“The most helpful jewelry group in America, Jewelers Helping Jewelers has moved from helping, to doing miracles!” says Aleah Arundale, founder of the Jewelers Helping Jewelers Facebook group. That’s right, the Facebook powerhouse known as JHJ not only helps the world sparkle, but helps the world see.
Let’s back up a bit and look at how this charitable group of jewelers went from helping each other with appraisals to paying for eye surgeries in Africa.

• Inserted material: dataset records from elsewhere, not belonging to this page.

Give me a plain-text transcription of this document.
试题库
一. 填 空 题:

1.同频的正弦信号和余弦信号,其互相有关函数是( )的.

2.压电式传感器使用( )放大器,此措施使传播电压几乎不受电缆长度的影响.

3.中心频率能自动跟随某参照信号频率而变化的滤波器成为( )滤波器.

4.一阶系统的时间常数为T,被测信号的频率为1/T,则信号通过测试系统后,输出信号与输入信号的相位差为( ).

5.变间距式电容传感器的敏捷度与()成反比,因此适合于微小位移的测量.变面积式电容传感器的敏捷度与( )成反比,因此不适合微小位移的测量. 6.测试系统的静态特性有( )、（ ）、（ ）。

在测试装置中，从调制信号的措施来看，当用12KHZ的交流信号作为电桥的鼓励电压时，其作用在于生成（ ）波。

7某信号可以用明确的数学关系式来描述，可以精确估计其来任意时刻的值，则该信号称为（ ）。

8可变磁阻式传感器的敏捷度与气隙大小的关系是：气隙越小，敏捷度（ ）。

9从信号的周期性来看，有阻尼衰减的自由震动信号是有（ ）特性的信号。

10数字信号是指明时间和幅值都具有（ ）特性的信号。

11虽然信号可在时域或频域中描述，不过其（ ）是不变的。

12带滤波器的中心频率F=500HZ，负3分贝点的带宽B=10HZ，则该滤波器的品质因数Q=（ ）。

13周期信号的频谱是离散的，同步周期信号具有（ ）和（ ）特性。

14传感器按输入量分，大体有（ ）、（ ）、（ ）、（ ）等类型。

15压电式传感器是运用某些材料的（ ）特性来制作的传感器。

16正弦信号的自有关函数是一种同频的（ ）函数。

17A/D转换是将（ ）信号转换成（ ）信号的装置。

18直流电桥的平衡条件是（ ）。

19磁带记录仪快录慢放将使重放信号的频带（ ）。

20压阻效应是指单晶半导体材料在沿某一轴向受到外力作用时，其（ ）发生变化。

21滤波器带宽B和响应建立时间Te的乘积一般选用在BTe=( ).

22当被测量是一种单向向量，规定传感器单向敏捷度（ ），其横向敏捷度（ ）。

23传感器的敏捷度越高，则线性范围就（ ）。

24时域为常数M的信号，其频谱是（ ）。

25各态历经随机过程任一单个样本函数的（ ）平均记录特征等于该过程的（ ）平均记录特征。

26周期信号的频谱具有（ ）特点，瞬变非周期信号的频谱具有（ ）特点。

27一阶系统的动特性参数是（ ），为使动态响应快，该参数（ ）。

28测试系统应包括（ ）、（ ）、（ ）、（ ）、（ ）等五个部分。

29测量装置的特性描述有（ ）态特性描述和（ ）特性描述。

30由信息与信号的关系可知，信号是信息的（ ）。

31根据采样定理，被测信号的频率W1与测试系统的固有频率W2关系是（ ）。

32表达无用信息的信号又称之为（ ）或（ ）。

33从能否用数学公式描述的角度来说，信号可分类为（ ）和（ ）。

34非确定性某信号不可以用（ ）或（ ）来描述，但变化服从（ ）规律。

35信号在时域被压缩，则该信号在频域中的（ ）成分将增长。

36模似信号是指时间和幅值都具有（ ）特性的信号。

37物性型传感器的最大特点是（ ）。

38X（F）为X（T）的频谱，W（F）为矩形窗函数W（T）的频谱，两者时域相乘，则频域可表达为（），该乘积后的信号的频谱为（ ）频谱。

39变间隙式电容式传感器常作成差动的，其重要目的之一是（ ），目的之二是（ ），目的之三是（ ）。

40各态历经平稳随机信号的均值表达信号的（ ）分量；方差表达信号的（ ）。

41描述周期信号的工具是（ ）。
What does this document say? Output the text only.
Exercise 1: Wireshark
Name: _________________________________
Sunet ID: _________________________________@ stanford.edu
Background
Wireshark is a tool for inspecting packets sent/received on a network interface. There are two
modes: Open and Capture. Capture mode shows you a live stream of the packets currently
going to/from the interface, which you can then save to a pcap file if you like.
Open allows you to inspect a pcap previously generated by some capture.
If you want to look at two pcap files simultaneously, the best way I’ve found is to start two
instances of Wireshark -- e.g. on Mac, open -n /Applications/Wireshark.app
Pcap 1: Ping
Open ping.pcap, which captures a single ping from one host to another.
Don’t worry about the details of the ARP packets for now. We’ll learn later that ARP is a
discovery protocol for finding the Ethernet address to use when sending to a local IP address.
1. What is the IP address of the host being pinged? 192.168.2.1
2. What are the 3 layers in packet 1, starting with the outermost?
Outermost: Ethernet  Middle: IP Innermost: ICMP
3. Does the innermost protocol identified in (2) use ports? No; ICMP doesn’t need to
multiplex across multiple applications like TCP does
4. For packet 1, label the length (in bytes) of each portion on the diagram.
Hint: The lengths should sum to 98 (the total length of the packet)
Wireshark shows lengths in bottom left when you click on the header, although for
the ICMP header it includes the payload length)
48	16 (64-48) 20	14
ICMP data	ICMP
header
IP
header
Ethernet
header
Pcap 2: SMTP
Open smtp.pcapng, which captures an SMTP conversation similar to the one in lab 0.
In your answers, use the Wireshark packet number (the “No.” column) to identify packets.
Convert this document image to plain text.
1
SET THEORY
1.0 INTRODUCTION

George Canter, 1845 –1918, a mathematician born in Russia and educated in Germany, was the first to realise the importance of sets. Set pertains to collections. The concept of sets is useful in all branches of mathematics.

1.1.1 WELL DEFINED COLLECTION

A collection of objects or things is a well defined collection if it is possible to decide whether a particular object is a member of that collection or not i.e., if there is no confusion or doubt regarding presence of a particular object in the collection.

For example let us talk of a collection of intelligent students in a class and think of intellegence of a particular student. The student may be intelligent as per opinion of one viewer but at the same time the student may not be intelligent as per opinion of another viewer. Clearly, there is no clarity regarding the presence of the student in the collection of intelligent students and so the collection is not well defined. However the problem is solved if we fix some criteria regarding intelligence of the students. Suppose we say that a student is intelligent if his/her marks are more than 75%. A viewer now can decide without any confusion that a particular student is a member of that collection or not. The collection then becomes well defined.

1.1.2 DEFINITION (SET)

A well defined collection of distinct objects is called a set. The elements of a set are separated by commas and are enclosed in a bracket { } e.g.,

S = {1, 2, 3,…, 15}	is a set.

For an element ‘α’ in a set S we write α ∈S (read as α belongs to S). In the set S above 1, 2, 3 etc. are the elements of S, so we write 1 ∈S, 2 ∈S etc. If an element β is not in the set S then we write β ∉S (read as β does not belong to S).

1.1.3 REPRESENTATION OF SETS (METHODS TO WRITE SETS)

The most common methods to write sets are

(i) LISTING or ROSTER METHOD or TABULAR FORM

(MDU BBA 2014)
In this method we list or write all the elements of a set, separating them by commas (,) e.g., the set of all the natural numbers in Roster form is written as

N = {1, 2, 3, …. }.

Six years ago, Aleah started a Facebook group called Jewelers Helping Jewelers. She grew up in a retail jewelry store and knew how hard it was to run one. “Anything to make the jeweler’s job easier,” Aleah would say. Jewelers Helping Jewelers, or JHJ, now has over 27,000 members! But that’s not the amazing part. JHJ has 80% active members. Few groups anywhere can claim that participation rate. 27,000 true vetted industry members dedicated to helping each other.
It is not only the grand events that make JHJ so special. It is the daily helpfulness. As Aleah says, “It’s the daily help JHJ members give to each other of hallmarks, appraisals, or sourcing that make the group such a hit.” It is the 35 jewelers who reached out to make a CAD design for a jeweler they didn’t even know when he asked what he should do with his deceased wife’s ring. It is the way they helped a sweet jeweler buy her own building. The way the jewelers helped a single mom with 4 kids start her own business, and how they helped a silversmith afford to adopt two beautiful little girls. JHJ helped a Holocaust survivor get her jewelry back, caught numerous bad guys, and adopted 3 gem mines. The list goes on and on. The industry’s premier group created for helping each other certainly lives up to its name.
Last month, JHJ elevated their mission to help others by also enabling miracles. And what could be more miraculous than restoring sight to the blind? “Blindness is a huge problem, but it’s one we can solve,” states Aleah. “People in developing countries are blind mainly due to cataracts. In America there are enough doctors for people to get cataract surgery early enough. But in developing countries there are few doctors, so millions needlessly go blind. In the developing world blindness is often a death sentence.”
Aleah traveled to Ethiopia to assist doctors from the Cure Blindness charity perform cataract surgeries in two rural hospitals. “Now,” Aleah says, “715 people can see thanks to the generosity of a group of jewelers. Together JHJ not only makes the industry better, but the world better too. People genuinely want to help. If you ask the right people in the right way the results are amazing.” According to the doctors Aleah worked with, Ethiopia has only 42 eye surgeons for a country of 110 million.
The story of Cure Blindness begins with a hero, Sanduk Ruit. As a young boy, Sanduk saw how dangerous it was for the blind to maneuver in the high mountains of his home in Nepal. Sanduk realized that even if there were enough doctors in Nepal to perform cataract surgery, the cost of lenses from Europe or the US were prohibitive for the poverty-stricken population. “How can we make them cheaper and accessible to all?” Sanduk thought. After years of research, Sanduk produced a lens for just $4 and opened a lens factory in Nepal to mass produce them. Sanduk’s work brought the cost of cataract surgery down from $200 dollars to just $25. Sanduk’s success has been almost biblical. Over 2 million people now have vision because of his invention and the Cure Blindness medical teams.
“Often we give to a charity and have no idea where the money goes. But Cure Blindness takes $25 and turns it into a million for the child or adult who can now see. One more person who can wake up and see the sun rise, who can see their children, who can go to school,” Aleah says. “It is never too late to give. You can be the reason someone sees tomorrow!”